La France qui a une langue en partage avec un grand nombre de pays africains peut-elle jouer un rôle plus actif pour former plus d'enseignants ?

Cela devrait être la fonction des institutions de la Francophonie qui, à mon sens, ne jouent plus du tout leur rôle depuis longtemps. Or, nous avons intérêt à défendre le français sur le continent africain. Il y a de plus en plus de radios en langues locales, ce qui est très bien, mais il y a un risque important non pas de stagnation, mais de disparition du français en Afrique, au bénéfice des langue locales et de l'anglais. Il est important pour notre économie, pour développer nos plateformes d’éducation et nos start-up de pouvoir s'appuyer sur une large base de 400 millions de francophones.
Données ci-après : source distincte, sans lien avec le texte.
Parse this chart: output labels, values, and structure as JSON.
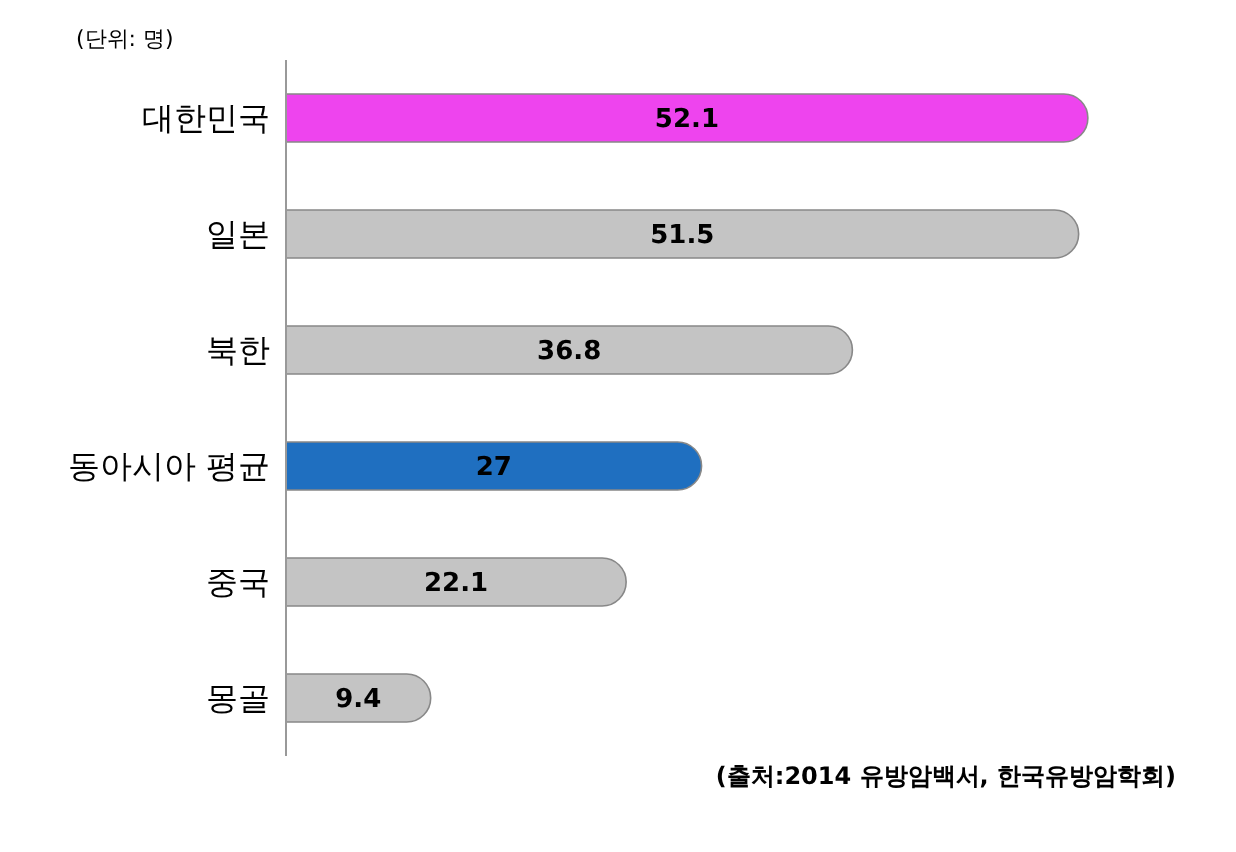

Comment expliquer la montée de l'islamisme en Afrique, un phénomène qui fait tache d’huile, du Mali à la Somalie et du Nigeria au Mozambique ?

La montée de l'islamisme, c’est la forme actuelle que prend la lutte des miséreux ; seul le développement permettra d’y faire face. Naturellement il faut avoir une attitude militaire ferme face à cela, mais le combat des exclus risque de prendre d’autre formes comme le banditisme. C’est la lutte contre la corruption, contre la misère, et l’égalité entre les hommes et les femmes qui permettront de combattre cet ennemi.

Comment voyez-vous le monde en 2050, l'Afrique comptera 2,5 milliards d’habitants, l'Inde 1,7 milliard, l'Europe 500 millions ?

La première partie du XXIe siècle est asiatique, la seconde sera africaine, pour le meilleur ou pour le pire. A nous de faire en sorte que cela soit pour le meilleur.